Vloeibare sprays bestaan eigenlijk uit een mix van vloeistofdeeltjes, vaste deeltjes en gas. Dit mengsel stroomt als een geheel naar de spuitmond, waar het wordt opgebroken in druppeltjes, ligamenten, en soms damp. Om goed te vernevelen, moet de engineer begrijpen hoe dit proces in zijn werk gaat, vooral voor wat betreft het vormen en uiteen vallen van druppeltjes en de oppervlaktespanning die de interacties tussen de vloeistoffen en gassen beïnvloedt. Een lastige factor is dat de druppelvorming sterk samenhangt met de turbulentie, waarbij beide elkaar beïnvloeden.
De betrouwbaarste manier om een vloeistofstroom te modelleren, is DNS (direct numerical simulations). Hierbij start de onderzoeker zonder enige aanname en recreëert het proces numeriek tot in het kleinste detail. Dit kan alleen op de supercomputer.
Een andere mogelijkheid (large-eddy simulations, LES) is om een aantal aannames te doen over het stroomgedrag op het kleinste niveau en vervolgens te rekenen aan de grotere stroom. Dit werkt echter alleen als de aannames zijn gebaseerd op hoogwaardige data; met andere woorden: als er DNS materiaal voorhanden is om uit te putten.
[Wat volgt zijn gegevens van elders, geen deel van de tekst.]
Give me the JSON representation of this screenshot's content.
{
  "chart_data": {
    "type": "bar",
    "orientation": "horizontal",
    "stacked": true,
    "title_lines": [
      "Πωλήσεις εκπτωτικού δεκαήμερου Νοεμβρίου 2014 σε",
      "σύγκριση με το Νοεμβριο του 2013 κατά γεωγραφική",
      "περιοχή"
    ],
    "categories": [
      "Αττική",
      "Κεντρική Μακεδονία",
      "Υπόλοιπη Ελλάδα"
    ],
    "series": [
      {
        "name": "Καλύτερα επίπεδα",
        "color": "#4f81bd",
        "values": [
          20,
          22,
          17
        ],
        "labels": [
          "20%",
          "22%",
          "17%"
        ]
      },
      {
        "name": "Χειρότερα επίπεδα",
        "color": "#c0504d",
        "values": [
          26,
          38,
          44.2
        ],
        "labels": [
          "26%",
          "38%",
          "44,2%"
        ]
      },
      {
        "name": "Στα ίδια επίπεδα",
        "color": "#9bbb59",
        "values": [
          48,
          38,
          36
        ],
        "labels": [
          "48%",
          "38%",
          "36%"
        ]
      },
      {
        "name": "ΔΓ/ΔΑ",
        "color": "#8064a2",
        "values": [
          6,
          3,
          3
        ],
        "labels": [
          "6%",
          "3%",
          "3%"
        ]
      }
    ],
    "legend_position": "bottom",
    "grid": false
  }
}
De onderzoekers hebben nu een 3D grid gemaakt dat bestaat uit meer dan een miljard cellen en dat vergelijkingen oplost voor alle krachten die volgens Newtons tweede wet aanleiding geven tot een versnelling in de vloeistof. Hierdoor kunnen de versnellingen worden gesimuleerd in ruimte en tijd. Het verschil tussen turbulentie en gelijkmatige stroming hangt af van de viscositeit van het materiaal, de stroomsnelheid, en de afmetingen van de stroomstructuur. Het model berekent vervolgens de eigenschappen vanaf het moment dat de vloeistof de spuitmond verlaat tot het moment dat hij is verneveld.
Het team kan de verneveling nu accuraat voorspellen, maar wil eigenlijk ook nog weten hoe het staat met de verdamping en eventuele verbranding. Ook kan het het gedrag nog niet voorspellen van druppeltjes die kleiner zijn dan het grid. Tot slot moet het model nog geschikt worden gemaakt voor dagelijks gebruik in een industriële setting.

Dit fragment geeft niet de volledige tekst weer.